Commander Allen Stafford ’63
As a young boy growing up in Cambridge, Md., Al Stafford developed a lifelong passion for sailing. His love of the sea and desire to fly airplanes enticed him to join the Navy in September 1955. By the age of 21, he had earned his wings, and by the time he came to Washington College in the fall of 1960, Al Stafford had spent five years in the Navy. After two years at WC, where he was editor of the student newspaper and president of the Lambda Chi fraternity, he was recalled to active duty.
Beginning in 1964, Lt. Cmdr. Stafford did three tours in Vietnam—one flying bombing missions from aircraft carriers, another as a forward air observer directing air strikes from the ground in South Vietnam, and a third as an adviser to the surface fleet from aboard amphibious vessels. Of all his tours of duty, he preferred flying.
Stafford’s Skyhawk single-engine plane was shot down over the port city of Hai Phong August 31, 1967. Despite barbaric treatment, he and his fellow captives survived by their wits: keeping the lines of communication open between the POWS through tap code and sign language, memorizing meticulous records of every American pilot who was shot down and where he was being held; and conducting lessons in languages, literature, physics and philosophy.

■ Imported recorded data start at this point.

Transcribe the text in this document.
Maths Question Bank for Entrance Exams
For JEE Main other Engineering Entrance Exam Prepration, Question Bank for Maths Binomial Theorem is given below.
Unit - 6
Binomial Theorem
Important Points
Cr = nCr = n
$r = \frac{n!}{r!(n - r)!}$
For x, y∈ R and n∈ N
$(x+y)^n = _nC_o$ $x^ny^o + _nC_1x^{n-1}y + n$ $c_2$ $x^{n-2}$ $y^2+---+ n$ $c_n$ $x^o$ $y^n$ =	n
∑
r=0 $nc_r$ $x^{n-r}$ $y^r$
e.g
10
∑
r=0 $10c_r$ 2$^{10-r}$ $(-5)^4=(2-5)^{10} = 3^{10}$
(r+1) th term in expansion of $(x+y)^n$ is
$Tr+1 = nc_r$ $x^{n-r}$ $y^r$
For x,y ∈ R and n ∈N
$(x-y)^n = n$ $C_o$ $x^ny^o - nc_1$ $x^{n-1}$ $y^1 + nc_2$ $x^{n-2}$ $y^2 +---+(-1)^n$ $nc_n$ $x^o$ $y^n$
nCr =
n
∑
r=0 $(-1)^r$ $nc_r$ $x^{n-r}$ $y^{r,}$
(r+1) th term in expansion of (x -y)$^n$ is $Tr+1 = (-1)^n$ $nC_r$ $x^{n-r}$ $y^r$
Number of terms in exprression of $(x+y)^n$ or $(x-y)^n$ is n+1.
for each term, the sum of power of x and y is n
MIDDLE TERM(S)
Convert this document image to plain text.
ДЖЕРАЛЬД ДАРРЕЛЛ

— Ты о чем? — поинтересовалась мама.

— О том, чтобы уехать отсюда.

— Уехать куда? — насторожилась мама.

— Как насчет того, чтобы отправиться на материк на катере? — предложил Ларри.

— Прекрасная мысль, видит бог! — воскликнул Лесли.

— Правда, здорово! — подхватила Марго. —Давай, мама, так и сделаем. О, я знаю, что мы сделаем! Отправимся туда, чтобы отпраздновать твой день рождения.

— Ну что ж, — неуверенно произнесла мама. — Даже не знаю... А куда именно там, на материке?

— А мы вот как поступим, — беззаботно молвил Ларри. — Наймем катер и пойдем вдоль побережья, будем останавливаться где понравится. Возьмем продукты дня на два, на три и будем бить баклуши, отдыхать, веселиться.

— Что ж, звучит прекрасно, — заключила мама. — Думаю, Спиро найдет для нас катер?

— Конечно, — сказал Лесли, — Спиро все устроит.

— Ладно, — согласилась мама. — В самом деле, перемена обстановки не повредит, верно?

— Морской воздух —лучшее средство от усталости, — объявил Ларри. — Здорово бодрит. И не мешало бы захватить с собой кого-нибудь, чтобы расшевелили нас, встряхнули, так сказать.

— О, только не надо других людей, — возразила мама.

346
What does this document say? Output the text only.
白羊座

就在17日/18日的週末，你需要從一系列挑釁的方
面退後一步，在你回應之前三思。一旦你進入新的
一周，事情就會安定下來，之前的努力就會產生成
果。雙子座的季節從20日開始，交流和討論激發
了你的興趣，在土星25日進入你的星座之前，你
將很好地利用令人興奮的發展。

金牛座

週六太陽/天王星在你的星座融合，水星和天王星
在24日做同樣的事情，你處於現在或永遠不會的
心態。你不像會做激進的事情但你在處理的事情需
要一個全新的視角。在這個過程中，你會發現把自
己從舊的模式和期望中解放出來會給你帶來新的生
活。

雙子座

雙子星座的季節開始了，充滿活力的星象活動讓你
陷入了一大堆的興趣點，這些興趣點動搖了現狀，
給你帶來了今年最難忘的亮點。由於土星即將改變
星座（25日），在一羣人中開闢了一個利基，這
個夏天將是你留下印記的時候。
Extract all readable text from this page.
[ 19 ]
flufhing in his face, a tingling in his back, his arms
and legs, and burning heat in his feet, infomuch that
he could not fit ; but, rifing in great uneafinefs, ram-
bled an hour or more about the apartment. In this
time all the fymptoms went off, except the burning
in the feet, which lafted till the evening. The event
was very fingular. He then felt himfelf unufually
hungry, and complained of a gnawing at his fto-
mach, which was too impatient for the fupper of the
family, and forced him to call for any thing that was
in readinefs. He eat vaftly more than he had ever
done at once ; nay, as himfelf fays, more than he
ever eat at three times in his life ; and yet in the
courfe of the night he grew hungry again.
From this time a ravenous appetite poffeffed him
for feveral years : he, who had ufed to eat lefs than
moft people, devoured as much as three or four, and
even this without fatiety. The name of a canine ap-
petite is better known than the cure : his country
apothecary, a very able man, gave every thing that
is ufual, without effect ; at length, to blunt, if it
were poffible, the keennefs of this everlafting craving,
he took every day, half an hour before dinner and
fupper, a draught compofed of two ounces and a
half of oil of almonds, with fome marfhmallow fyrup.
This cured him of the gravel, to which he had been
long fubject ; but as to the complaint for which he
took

At the “Hanoi Hilton,” with its smooth concrete floors serving as chalkboards, prisoners appointed “deans” who developed curricula of study.
With the end of the war, Stafford was released March 15, 1973, and began the road to recovery. He served out the remainder of his Navy career in Pensacola, commanding a survival school there. Stafford, who had studied at St. John’s College in Annapolis and at Washington College before returning to active duty, finished his college degree in sociological disciplines at the University of West Pensacola. He bought a sailboat and an old pick-up truck—pursuits he had dreamed of while in captivity.
Stafford died December 28, 2003. In addition to his wife and brother, Stafford was survived by his son Jeffrey, his stepdaughter Amani, and a brotherhood of former POWs.
“We had been in better places,” Stafford once remarked of this brotherhood. “But never in better company.”